1. Une affaire à rebondissements
La discussion de la directive OPA se présente comme un véritable
feuilleton, qui a commencé il y a bientôt quinze ans.
Une
première proposition
de treizième directive en
matière de droit des sociétés concernant les offres
publiques d'acquisition a été présentée par la
Commission en janvier 1989. Il s'agissait d'un texte ambitieux, qui visait
à une véritable unification des législations nationales
relatives aux OPA. Il comportait des dispositions de mise en oeuvre très
détaillées.
Les Etats membres ont refusé de se laisser lier par un texte aussi
contraignant, et ce premier projet fut abandonné.
Une
nouvelle proposition
a été présentée par
la Commission le 8 février 1996, sous la forme d'une
directive-cadre établissant les principes généraux sans
tenter de réaliser une harmonisation détaillée. Il
s'agissait de coordonner simplement les actions des Etats membres. Ce texte fut
encore modifié en 1997
, pour tenir compte des amendements du
Parlement européen et des souhaits du Comité économique et
social.
L'adoption, à l'unanimité, d'une
position commune
par le
Conseil le 19 juin 2000 laissait espérer une adoption rapide. Mais le
Parlement européen, qui entretemps avait été
renouvelé, a voté en deuxième lecture des amendements
contraires à la position commune du Conseil.

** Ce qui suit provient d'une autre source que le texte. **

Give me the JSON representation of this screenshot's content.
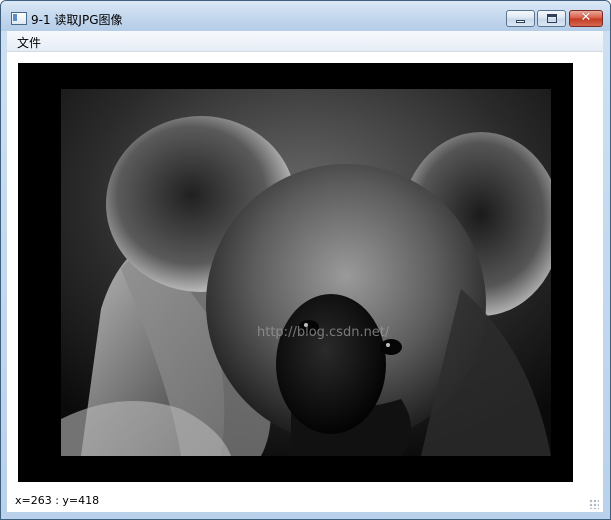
{
  "window": {
    "title": "9-1 读取JPG图像",
    "minimize_label": "",
    "maximize_label": "",
    "close_glyph": "✕"
  },
  "menu": {
    "items": [
      {
        "label": "文件"
      }
    ]
  },
  "image": {
    "watermark": "http://blog.csdn.net/"
  },
  "status": {
    "text": "x=263 : y=418"
  },
  "colors": {
    "titlebar": "#c3d7ee",
    "close_button": "#d9563f",
    "image_background": "#000000"
  },
  "icons": {
    "app": "app-window-icon",
    "minimize": "minimize-icon",
    "maximize": "maximize-icon",
    "close": "close-icon",
    "grip": "resize-grip-icon"
  }
}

Après trois mois de négociations intenses, le
comité de
conciliation
entre le Conseil et le Parlement est parvenu à un
accord le 6 juin 2001. Le Parlement européen devait toutefois encore se
prononcer sur ce texte de compromis.
Or, entre temps, l'Allemagne a
opéré un brusque revirement, et manifeste désormais son
opposition à une disposition de la directive qui interdit à une
entreprise faisant l'objet d'une OPA hostile de prendre des mesures de
défense sans l'accord de ses actionnaires réunis en
assemblée générale.
Ainsi, le 4 juillet 2001, 273 députés européens suivent le
rapporteur allemand pour s'opposer au texte de compromis issu de la
procédure de conciliation, tandis que 273 votent pour : ce partage des
voix vaut rejet, et la proposition de directive est définitivement
caduque.
Outre la question soulevée par l'Allemagne, deux autres
considérations ont motivé le rejet du texte : d'une part, la
protection insuffisante offerte aux employés des sociétés
impliquées dans une OPA ; d'autre part, le risque d'un
décalage avec les règles applicables aux Etats-Unis.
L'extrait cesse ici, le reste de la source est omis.